Après l'OAS, voilà le retour des barbouzes !

Après Dupont-Aignan, Nicolas Miguet rejoint le F-Haine ! 

DSCF0474Expédition nocturne dans le Val de Villé de quelques barbouzes vétérans rêvant de coups d'éclats électoraux ? Toujours est-il que les panneaux d'affichage (officiels et sauvages) ont été recouverts de ce chiffon illégal, qui se revendique d'un rassemblement des contribuables français, groupuscule dirigé par un certain Nicolas Miguet qui tente depuis 1981 à chaque élection présidentielle de réunir désespérément les 500 signatures nécessaires à sa candidature ! Il en a obtenu 15 cette année. 

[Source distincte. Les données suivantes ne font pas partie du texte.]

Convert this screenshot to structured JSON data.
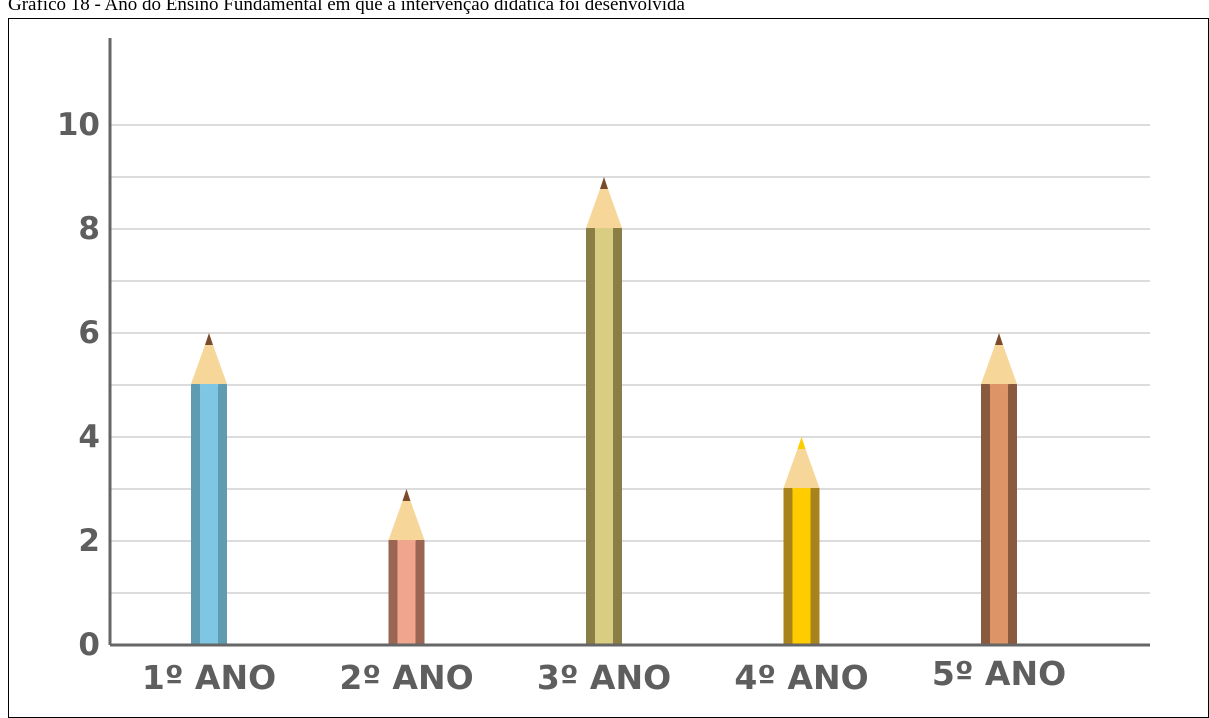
{
  "caption": "Gráfico 18 - Ano do Ensino Fundamental em que a intervenção didática foi desenvolvida",
  "chart_data": {
    "type": "bar",
    "title": "",
    "xlabel": "",
    "ylabel": "",
    "ylim": [
      0,
      11
    ],
    "yticks": [
      "0",
      "2",
      "4",
      "6",
      "8",
      "10"
    ],
    "grid": true,
    "categories": [
      "1º ANO",
      "2º ANO",
      "3º ANO",
      "4º ANO",
      "5º ANO"
    ],
    "values": [
      6,
      3,
      9,
      4,
      6
    ],
    "bar_style": "pencil",
    "colors": [
      {
        "body": "#7ec6e3",
        "edge": "#5f9cb2",
        "tip": "#7a4a2a"
      },
      {
        "body": "#f0a58d",
        "edge": "#9b6553",
        "tip": "#7a4a2a"
      },
      {
        "body": "#d8cd82",
        "edge": "#8a7d46",
        "tip": "#7a4a2a"
      },
      {
        "body": "#ffcc00",
        "edge": "#a8831c",
        "tip": "#ffcc00"
      },
      {
        "body": "#dd9466",
        "edge": "#8a5a3e",
        "tip": "#7a4a2a"
      }
    ],
    "wood_color": "#f7d69a",
    "grid_color": "#dcdcdc",
    "axis_color": "#666666"
  }
}
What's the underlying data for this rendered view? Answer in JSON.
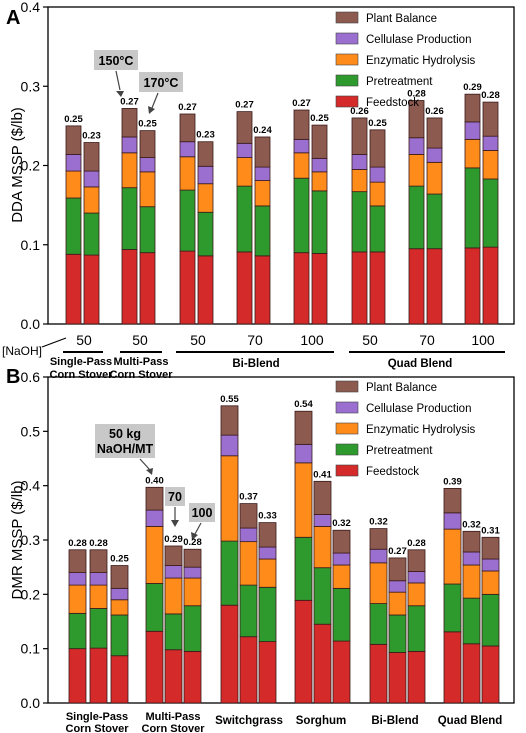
{
  "colors": {
    "feedstock": "#d42a2a",
    "pretreatment": "#2e9a2e",
    "enzymatic": "#ff8c1a",
    "cellulase": "#9a6fd0",
    "plant": "#8c5a4e",
    "callout_bg": "#c8c8c8"
  },
  "chart_data": [
    {
      "panel_label": "A",
      "type": "bar",
      "stacked": true,
      "ylabel": "DDA MSSP ($/lb)",
      "ylim": [
        0,
        0.4
      ],
      "yticks": [
        "0.0",
        "0.1",
        "0.2",
        "0.3",
        "0.4"
      ],
      "legend": [
        "Plant Balance",
        "Cellulase Production",
        "Enzymatic Hydrolysis",
        "Pretreatment",
        "Feedstock"
      ],
      "legend_position": "top-right",
      "x_axis_title": "[NaOH]",
      "bar_labels": [
        "0.25",
        "0.23",
        "0.27",
        "0.25",
        "0.27",
        "0.23",
        "0.27",
        "0.24",
        "0.27",
        "0.25",
        "0.26",
        "0.25",
        "0.28",
        "0.26",
        "0.29",
        "0.28"
      ],
      "tick_labels": [
        "50",
        "50",
        "50",
        "70",
        "100",
        "50",
        "70",
        "100"
      ],
      "group_labels": [
        "Single-Pass Corn Stover",
        "Multi-Pass Corn Stover",
        "Bi-Blend",
        "Quad Blend"
      ],
      "annotations": [
        "150°C",
        "170°C"
      ],
      "series": [
        {
          "name": "Feedstock",
          "values": [
            0.088,
            0.087,
            0.094,
            0.09,
            0.092,
            0.086,
            0.091,
            0.086,
            0.09,
            0.089,
            0.091,
            0.091,
            0.095,
            0.095,
            0.096,
            0.097
          ]
        },
        {
          "name": "Pretreatment",
          "values": [
            0.071,
            0.053,
            0.078,
            0.058,
            0.077,
            0.055,
            0.083,
            0.063,
            0.094,
            0.079,
            0.076,
            0.058,
            0.079,
            0.069,
            0.101,
            0.086
          ]
        },
        {
          "name": "Enzymatic Hydrolysis",
          "values": [
            0.034,
            0.033,
            0.044,
            0.044,
            0.042,
            0.036,
            0.036,
            0.032,
            0.032,
            0.024,
            0.028,
            0.03,
            0.04,
            0.04,
            0.036,
            0.036
          ]
        },
        {
          "name": "Cellulase Production",
          "values": [
            0.021,
            0.02,
            0.02,
            0.018,
            0.019,
            0.022,
            0.018,
            0.017,
            0.017,
            0.017,
            0.019,
            0.019,
            0.021,
            0.018,
            0.022,
            0.018
          ]
        },
        {
          "name": "Plant Balance",
          "values": [
            0.036,
            0.036,
            0.036,
            0.034,
            0.035,
            0.031,
            0.04,
            0.038,
            0.037,
            0.042,
            0.046,
            0.047,
            0.047,
            0.038,
            0.035,
            0.043
          ]
        }
      ]
    },
    {
      "panel_label": "B",
      "type": "bar",
      "stacked": true,
      "ylabel": "DMR MSSP ($/lb)",
      "ylim": [
        0,
        0.6
      ],
      "yticks": [
        "0.0",
        "0.1",
        "0.2",
        "0.3",
        "0.4",
        "0.5",
        "0.6"
      ],
      "legend": [
        "Plant Balance",
        "Cellulase Production",
        "Enzymatic Hydrolysis",
        "Pretreatment",
        "Feedstock"
      ],
      "legend_position": "top-right",
      "bar_labels": [
        "0.28",
        "0.28",
        "0.25",
        "0.40",
        "0.29",
        "0.28",
        "0.55",
        "0.37",
        "0.33",
        "0.54",
        "0.41",
        "0.32",
        "0.32",
        "0.27",
        "0.28",
        "0.39",
        "0.32",
        "0.31"
      ],
      "group_labels": [
        "Single-Pass Corn Stover",
        "Multi-Pass Corn Stover",
        "Switchgrass",
        "Sorghum",
        "Bi-Blend",
        "Quad Blend"
      ],
      "annotations": [
        "50 kg NaOH/MT",
        "70",
        "100"
      ],
      "series": [
        {
          "name": "Feedstock",
          "values": [
            0.1,
            0.101,
            0.087,
            0.132,
            0.098,
            0.095,
            0.18,
            0.122,
            0.113,
            0.189,
            0.145,
            0.114,
            0.108,
            0.093,
            0.095,
            0.131,
            0.109,
            0.105
          ]
        },
        {
          "name": "Pretreatment",
          "values": [
            0.065,
            0.073,
            0.075,
            0.088,
            0.066,
            0.084,
            0.118,
            0.095,
            0.1,
            0.116,
            0.104,
            0.097,
            0.075,
            0.069,
            0.084,
            0.088,
            0.084,
            0.095
          ]
        },
        {
          "name": "Enzymatic Hydrolysis",
          "values": [
            0.052,
            0.043,
            0.028,
            0.105,
            0.066,
            0.051,
            0.157,
            0.08,
            0.052,
            0.137,
            0.076,
            0.043,
            0.075,
            0.042,
            0.042,
            0.101,
            0.061,
            0.043
          ]
        },
        {
          "name": "Cellulase Production",
          "values": [
            0.023,
            0.023,
            0.021,
            0.03,
            0.023,
            0.02,
            0.038,
            0.025,
            0.022,
            0.034,
            0.022,
            0.022,
            0.025,
            0.021,
            0.021,
            0.03,
            0.024,
            0.022
          ]
        },
        {
          "name": "Plant Balance",
          "values": [
            0.042,
            0.042,
            0.042,
            0.042,
            0.036,
            0.033,
            0.054,
            0.045,
            0.045,
            0.061,
            0.061,
            0.042,
            0.038,
            0.042,
            0.04,
            0.045,
            0.038,
            0.04
          ]
        }
      ]
    }
  ]
}
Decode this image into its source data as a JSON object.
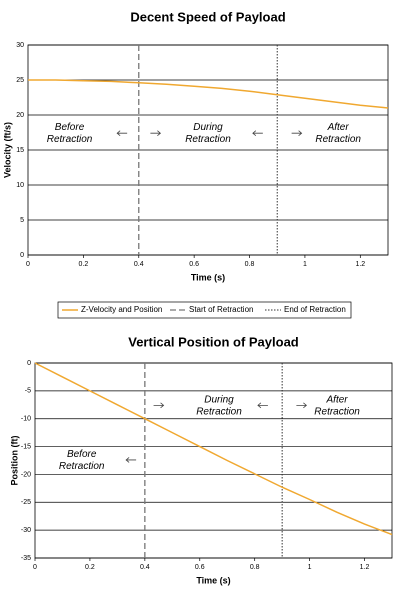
{
  "chart_data": [
    {
      "type": "line",
      "title": "Decent Speed of Payload",
      "xlabel": "Time (s)",
      "ylabel": "Velocity (ft/s)",
      "x": [
        0,
        0.1,
        0.2,
        0.3,
        0.4,
        0.5,
        0.6,
        0.7,
        0.8,
        0.9,
        1.0,
        1.1,
        1.2,
        1.3
      ],
      "series": [
        {
          "name": "Z-Velocity and Position",
          "color": "#f0a830",
          "values": [
            25,
            25,
            24.9,
            24.8,
            24.6,
            24.4,
            24.1,
            23.8,
            23.4,
            22.9,
            22.4,
            21.9,
            21.4,
            21
          ]
        }
      ],
      "vlines": [
        {
          "name": "Start of Retraction",
          "x": 0.4,
          "style": "dashed"
        },
        {
          "name": "End of Retraction",
          "x": 0.9,
          "style": "dotted"
        }
      ],
      "annotations": [
        [
          "Before",
          "Retraction"
        ],
        [
          "During",
          "Retraction"
        ],
        [
          "After",
          "Retraction"
        ]
      ],
      "xlim": [
        0,
        1.3
      ],
      "xticks": [
        0,
        0.2,
        0.4,
        0.6,
        0.8,
        1,
        1.2
      ],
      "ylim": [
        0,
        30
      ],
      "yticks": [
        0,
        5,
        10,
        15,
        20,
        25,
        30
      ],
      "grid": true
    },
    {
      "type": "line",
      "title": "Vertical Position of Payload",
      "xlabel": "Time (s)",
      "ylabel": "Position (ft)",
      "x": [
        0,
        0.1,
        0.2,
        0.3,
        0.4,
        0.5,
        0.6,
        0.7,
        0.8,
        0.9,
        1.0,
        1.1,
        1.2,
        1.3
      ],
      "series": [
        {
          "color": "#f0a830",
          "values": [
            0,
            -2.5,
            -5,
            -7.5,
            -10,
            -12.5,
            -15,
            -17.5,
            -19.9,
            -22.3,
            -24.5,
            -26.8,
            -28.9,
            -30.8
          ]
        }
      ],
      "vlines": [
        {
          "x": 0.4,
          "style": "dashed"
        },
        {
          "x": 0.9,
          "style": "dotted"
        }
      ],
      "annotations": [
        [
          "During",
          "Retraction"
        ],
        [
          "After",
          "Retraction"
        ],
        [
          "Before",
          "Retraction"
        ]
      ],
      "xlim": [
        0,
        1.3
      ],
      "xticks": [
        0,
        0.2,
        0.4,
        0.6,
        0.8,
        1,
        1.2
      ],
      "ylim": [
        -35,
        0
      ],
      "yticks": [
        -35,
        -30,
        -25,
        -20,
        -15,
        -10,
        -5,
        0
      ],
      "grid": true
    }
  ]
}
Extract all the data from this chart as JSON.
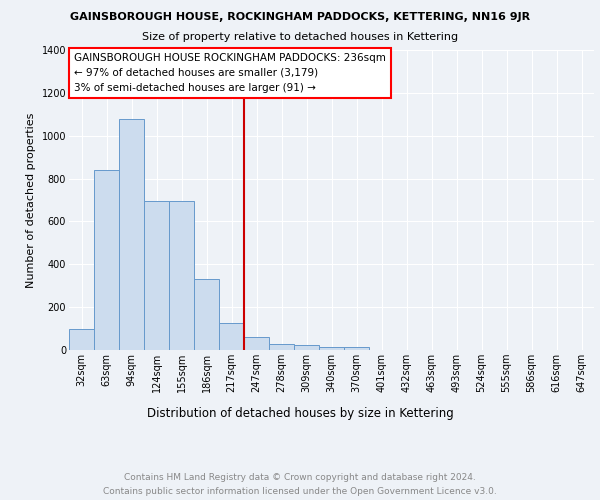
{
  "title": "GAINSBOROUGH HOUSE, ROCKINGHAM PADDOCKS, KETTERING, NN16 9JR",
  "subtitle": "Size of property relative to detached houses in Kettering",
  "xlabel": "Distribution of detached houses by size in Kettering",
  "ylabel": "Number of detached properties",
  "bar_values": [
    97,
    840,
    1080,
    695,
    695,
    330,
    125,
    62,
    30,
    22,
    15,
    12,
    0,
    0,
    0,
    0,
    0,
    0,
    0,
    0,
    0
  ],
  "categories": [
    "32sqm",
    "63sqm",
    "94sqm",
    "124sqm",
    "155sqm",
    "186sqm",
    "217sqm",
    "247sqm",
    "278sqm",
    "309sqm",
    "340sqm",
    "370sqm",
    "401sqm",
    "432sqm",
    "463sqm",
    "493sqm",
    "524sqm",
    "555sqm",
    "586sqm",
    "616sqm",
    "647sqm"
  ],
  "bar_color": "#ccdcee",
  "bar_edge_color": "#6699cc",
  "vline_x_idx": 7,
  "vline_color": "#cc0000",
  "ylim": [
    0,
    1400
  ],
  "yticks": [
    0,
    200,
    400,
    600,
    800,
    1000,
    1200,
    1400
  ],
  "annotation_title": "GAINSBOROUGH HOUSE ROCKINGHAM PADDOCKS: 236sqm",
  "annotation_line1": "← 97% of detached houses are smaller (3,179)",
  "annotation_line2": "3% of semi-detached houses are larger (91) →",
  "footer1": "Contains HM Land Registry data © Crown copyright and database right 2024.",
  "footer2": "Contains public sector information licensed under the Open Government Licence v3.0.",
  "bg_color": "#eef2f7",
  "grid_color": "#ffffff",
  "title_fontsize": 8.0,
  "subtitle_fontsize": 8.0,
  "ylabel_fontsize": 8.0,
  "xlabel_fontsize": 8.5,
  "tick_fontsize": 7.0,
  "annotation_fontsize": 7.5,
  "footer_fontsize": 6.5
}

Il vient en réalité, comme Jean-Marie Le Pen, des milieux poujadistes. Mais ce sinistre personnage, apparaissant souvent comme un gourou, s'est surtout illustré par son palmarès judiciaire :

En 1997, il est interdit de gérer une entreprise pour cinq ans pour fraude fiscale et faillite douteuse.

En 1999, il est condamné en appel à huit mois de prison avec sursis pour « banqueroute, escroquerie et faux en écriture ».

Le 29 avril 2003, le tribunal correctionnel de Paris le condamne à 7 500 euros de dommages-intérêts, pour avoir diffamé Jacques Cheminade, candidat concurrent aux présidentielles de 2002. Le tribunal relève la « mauvaise foi caractérisée » de Nicolas Miguet affirmant sans preuve dans son journal que M. Cheminade « anime un mouvement classé comme secte […] et plusieurs fois mis en cause par la justice », qu'il a « un très lourd casier judiciaire comme profession de foi ». Ce casier a été présenté vierge au tribunal par Jacques Cheminade.

En novembre 2003, une information judiciaire à son encontre fait suite à une plainte contre X avec constitution de partie civile de l’ancienne direction d'Eurotunnel. Elle porte sur les délits présumés de « diffusion de fausses nouvelles » et de « manipulation de cours » à but spéculatif. Ceci fait suite aux conseils d'achats donnés à ses clients alors qu'il revendait ses titres au même moment.

En février 2004, il est condamné par le tribunal de grande instance de Paris, à 10 000 euros de dommages-intérêts pour des propos diffamatoires et injurieux tenus entre août et octobre 2003 à l'égard du directeur général d'Eurotunnel, Richard Shirrefs.

Le 6 juillet 2005, le tribunal de grande instance de Paris le condamne à verser 6 000 euros de dommages-intérêts au PDG du groupe de luxe LVMH Bernard Arnault pour diffamation et insultes sur son service de conseils boursiers par téléphone.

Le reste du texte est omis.